Cooking in camp is a big deal, and Sandy and Evan have it down. Here's the kitchen stove and camp lights, with cast iron skillet, coffee pot and "wash" pot. The dutch oven at bottom left, comes into play in a couple days. All of the food and supplies are kept in her horse trailer because of the local black bears. Although we didn't see any this trip (thank goodness), they have dealt with them many times before. ALL food must be locked up and NO garbage kept in camp. I didn't even keep a package of crackers in my truck. They can easily break windows if they smell anything ... and they have GREAT smellers!!!!
The horses were tied about 20 feet from camp. Called "line tying", a long line is stretched between trees. The horses halters are tied to the line with large rings which allow them to move from one side to the other. The requirement other than water, is feed for the horses. You have to haul all your own feed (usually hay) but since there was quite a bit of grass in this area and we were the only campers, Sandy turned one horse loose to roam around and graze, while the other stayed tied up. It's very rare than one horse would leave his buddy, and neither one traveled out of site. This is Patches on the left and Petey on the right.
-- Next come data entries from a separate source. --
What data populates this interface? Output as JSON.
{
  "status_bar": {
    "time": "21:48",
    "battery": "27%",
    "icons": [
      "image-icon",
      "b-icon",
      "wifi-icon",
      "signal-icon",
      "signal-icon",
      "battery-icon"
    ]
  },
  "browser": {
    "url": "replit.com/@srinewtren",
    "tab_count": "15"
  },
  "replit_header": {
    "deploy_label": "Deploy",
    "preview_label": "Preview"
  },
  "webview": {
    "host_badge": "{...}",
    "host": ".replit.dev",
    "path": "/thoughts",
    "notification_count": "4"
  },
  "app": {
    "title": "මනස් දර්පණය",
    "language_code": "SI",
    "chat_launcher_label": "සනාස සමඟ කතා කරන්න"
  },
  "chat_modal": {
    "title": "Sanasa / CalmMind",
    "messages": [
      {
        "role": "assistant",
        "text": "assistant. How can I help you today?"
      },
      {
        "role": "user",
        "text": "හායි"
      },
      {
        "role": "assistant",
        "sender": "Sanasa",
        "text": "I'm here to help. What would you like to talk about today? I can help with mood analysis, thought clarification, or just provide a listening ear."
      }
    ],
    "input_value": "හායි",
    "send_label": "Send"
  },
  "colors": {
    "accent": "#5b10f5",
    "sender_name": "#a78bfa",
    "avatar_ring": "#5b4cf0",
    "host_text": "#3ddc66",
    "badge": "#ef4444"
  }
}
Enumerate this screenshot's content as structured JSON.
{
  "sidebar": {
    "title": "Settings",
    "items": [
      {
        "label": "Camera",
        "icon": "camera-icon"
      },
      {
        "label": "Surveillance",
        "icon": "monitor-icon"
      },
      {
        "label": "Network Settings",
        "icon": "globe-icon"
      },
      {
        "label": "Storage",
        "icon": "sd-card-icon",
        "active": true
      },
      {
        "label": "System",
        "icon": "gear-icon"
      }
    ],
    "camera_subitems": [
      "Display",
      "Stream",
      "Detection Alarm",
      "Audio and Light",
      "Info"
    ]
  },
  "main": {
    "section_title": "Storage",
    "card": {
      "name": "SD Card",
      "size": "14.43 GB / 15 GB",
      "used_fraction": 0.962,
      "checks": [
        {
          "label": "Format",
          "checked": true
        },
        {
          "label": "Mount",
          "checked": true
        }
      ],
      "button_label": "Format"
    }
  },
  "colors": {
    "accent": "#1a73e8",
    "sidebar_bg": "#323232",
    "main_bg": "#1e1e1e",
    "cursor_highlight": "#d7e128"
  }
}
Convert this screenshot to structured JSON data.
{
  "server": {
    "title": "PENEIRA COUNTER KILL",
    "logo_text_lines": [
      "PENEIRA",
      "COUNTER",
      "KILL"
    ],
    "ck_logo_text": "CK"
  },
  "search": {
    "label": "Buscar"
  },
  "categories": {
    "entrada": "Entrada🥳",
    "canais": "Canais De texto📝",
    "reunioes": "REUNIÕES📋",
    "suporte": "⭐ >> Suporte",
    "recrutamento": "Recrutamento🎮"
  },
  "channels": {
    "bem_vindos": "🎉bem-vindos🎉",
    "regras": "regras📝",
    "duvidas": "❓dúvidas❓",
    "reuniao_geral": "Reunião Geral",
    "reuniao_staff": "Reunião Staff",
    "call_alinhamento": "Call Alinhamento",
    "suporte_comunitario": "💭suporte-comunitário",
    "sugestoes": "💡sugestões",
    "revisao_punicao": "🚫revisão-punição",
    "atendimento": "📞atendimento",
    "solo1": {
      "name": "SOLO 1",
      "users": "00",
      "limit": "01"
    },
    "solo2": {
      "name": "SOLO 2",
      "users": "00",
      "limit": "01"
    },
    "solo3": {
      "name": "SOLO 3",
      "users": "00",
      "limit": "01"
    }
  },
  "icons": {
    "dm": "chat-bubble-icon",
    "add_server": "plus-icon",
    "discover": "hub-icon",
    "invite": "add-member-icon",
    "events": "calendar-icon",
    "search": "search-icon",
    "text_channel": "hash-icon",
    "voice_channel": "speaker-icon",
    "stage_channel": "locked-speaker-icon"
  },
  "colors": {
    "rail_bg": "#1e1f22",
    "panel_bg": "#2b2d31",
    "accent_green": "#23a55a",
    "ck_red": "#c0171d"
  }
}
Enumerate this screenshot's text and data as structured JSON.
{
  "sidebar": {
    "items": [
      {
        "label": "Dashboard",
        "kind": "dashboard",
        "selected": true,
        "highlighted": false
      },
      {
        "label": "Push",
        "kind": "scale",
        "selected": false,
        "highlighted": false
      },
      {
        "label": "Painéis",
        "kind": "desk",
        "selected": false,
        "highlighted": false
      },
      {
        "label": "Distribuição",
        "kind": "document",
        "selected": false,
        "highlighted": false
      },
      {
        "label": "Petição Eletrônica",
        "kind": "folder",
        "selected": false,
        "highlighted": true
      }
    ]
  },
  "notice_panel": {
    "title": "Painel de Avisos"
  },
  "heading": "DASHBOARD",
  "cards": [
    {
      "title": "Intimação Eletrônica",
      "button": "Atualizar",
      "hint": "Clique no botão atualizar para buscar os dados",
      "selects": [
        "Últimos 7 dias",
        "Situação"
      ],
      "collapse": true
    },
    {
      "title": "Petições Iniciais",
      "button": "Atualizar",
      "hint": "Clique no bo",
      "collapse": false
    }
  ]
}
Sandy's dog Ollie (it's a girl ... something about being short for a Greek Goddess!!!) had the most beautiful yellow eyes!! She went everywhere with us, leash free .... except for crossing roads, when we put the horse lead on and led her from horseback. No ... she never got stepped on!!!
A better picture of Patches, we were getting ready to ride out for a few hours. Since they had been on a very long, hard ride the day before, we did a short trip up the river. At an altitude of 7200, these guys have to be in shape ... and Sandy is a master at getting them ready!!! It involves almost daily riding at walk, trot and lope as well as feed management. Over 5 days these two climbed well over 4000 feet.
I'm riding Petey here, following Sandy up the trail. You can see Ollie in the very front.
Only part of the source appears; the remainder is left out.